May 11, 2010

Utah's Uinta Brewing Uses Local Artists for Crooked Line Series

As my friends know, living in Pennsylvania has given me a soft spot for breweries in states with antiquated liquor laws. That means I love breweries in Utah.

So when I saw the new Crooked Line series by Salt Lake City's Uinta Brewing Co. (via, of course, and Utah Beer blog), I was intrigued. I was particularly curious about the variety of styles you can see in the label art.

Lindsay Berk from the brewery filled me in:
Our news labels were done by local Utah artists.  Uinta wanted to reach out with our new Crooked Line and support local artists by choosing different artists to design the different labels.  For our first four releases for this line we used 3 artists, Leia Bell (Tilted Smile and Detour label), Travis Bone (Cockeyed Cooper label), and Trent Call (Labyrinth label).  The process was really great.  We met went to their studios to meet them and see their individual styles and from there we assigned them the beer names and gave them the artistic freedom to design the labels. It was a really fun process and we are excited to work with more local artists for all of the Crooked Line releases to come in the future.

Trent Call's Labyrinth Black Ale label is a pretty cool look. Kind of Frank Stella in the background (one of my favorite postwar artists), combined with a playful figure to keep it light.

Poster/printmaker Travis Bone uses a much more retro style to make the image for the Cockeyed Cooper label. I find this funnier the longer I look at it; the dude going over the falls in the barrel is just a little bit hilarious, and it makes sense for the big aged beer. I mean, there's even a monkey on the side of the barrel. Nice choice to keep the palette simple; using a ton of colors here would have screwed up the look.

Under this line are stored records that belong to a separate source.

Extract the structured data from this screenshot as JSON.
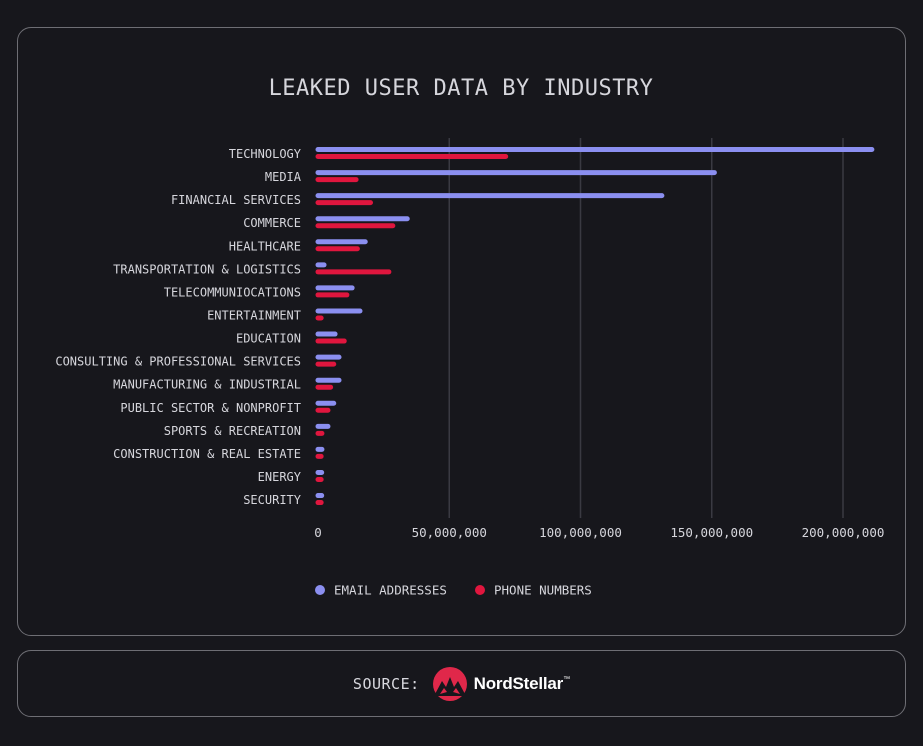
{
  "chart_data": {
    "type": "bar",
    "orientation": "horizontal",
    "title": "LEAKED USER DATA BY INDUSTRY",
    "categories": [
      "TECHNOLOGY",
      "MEDIA",
      "FINANCIAL SERVICES",
      "COMMERCE",
      "HEALTHCARE",
      "TRANSPORTATION & LOGISTICS",
      "TELECOMMUNIOCATIONS",
      "ENTERTAINMENT",
      "EDUCATION",
      "CONSULTING & PROFESSIONAL SERVICES",
      "MANUFACTURING & INDUSTRIAL",
      "PUBLIC SECTOR & NONPROFIT",
      "SPORTS & RECREATION",
      "CONSTRUCTION & REAL ESTATE",
      "ENERGY",
      "SECURITY"
    ],
    "series": [
      {
        "name": "EMAIL ADDRESSES",
        "color": "#8b8ff0",
        "values": [
          211000000,
          151000000,
          131000000,
          34000000,
          18000000,
          2300000,
          13000000,
          16000000,
          6500000,
          8000000,
          8000000,
          6000000,
          3800000,
          1500000,
          1400000,
          1400000
        ]
      },
      {
        "name": "PHONE NUMBERS",
        "color": "#e0163e",
        "values": [
          71500000,
          14500000,
          20000000,
          28500000,
          15000000,
          27000000,
          11000000,
          1200000,
          10000000,
          6000000,
          4800000,
          3800000,
          1500000,
          1200000,
          1200000,
          1200000
        ]
      }
    ],
    "xlim": [
      0,
      215000000
    ],
    "xticks": [
      0,
      50000000,
      100000000,
      150000000,
      200000000
    ],
    "xtick_labels": [
      "0",
      "50,000,000",
      "100,000,000",
      "150,000,000",
      "200,000,000"
    ],
    "grid": true,
    "legend_position": "bottom"
  },
  "footer": {
    "source_label": "SOURCE:",
    "brand": "NordStellar",
    "brand_mark": "™"
  }
}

 Lastly, we have the two images by Leia Bell (caution, there are adorable animals on her site).
Both simple, line-driven pieces. The Detour is mainly driven by the dog and the big color fields with the visible pencil marks for texture. The Tilted Smile piece is obviously driven by the wry smile, with the kind of weird-looking friendly guys behind the chick who is in color. The style is similar to some of that found in graphic novels (aka comic books). The interesting thing for me is that they are so compositionally similar, with elements along the bottom and up the right side, with a space in the top left for the beer name.

So Uinta (pronounced you-in-ta) has opted to develop a visual identity for this series that is united only by the local nature of the artists, rather than a crafted branding identity. I admit, I was a little surprised to realize this is the same brewery that makes the overly slick design of the Four Series.

They also do the Uinta line, which puts all sorts of more mainstream images on the same shape of label, like the Solstice (a delicious Kolsch):

I admire the cohesion of the Four Series design campaign, but I love the use of local artists for the Crooked Line series. All of which goes to this point, which is also definitely true in beer: You can not judge a brewery's style by one beer, or even one line of beers. There are many, many breweries that produce a line of beers (even flagship beers) that are mild or even underwhelming to sophisticated palates, but that also produce insane seasonal or specialty beers. And there are breweries whose art on one label might scream macro, widely-acceptable branding, but that do immensely interesting and challenging design on another label (or inside the brewery, or wherever).

One of the great things about craft beer is that the same people at the same brewery are capable of incredible diversity and breadth. Uinta now has at least three lines of beers, each with visual identities so distinct you have to be told their from the same brewery in Salt Lake City. At certain large, corporate breweries, that might be considered bad business. At a craft brewery, it's quite often par for the course. Is that cool, or what?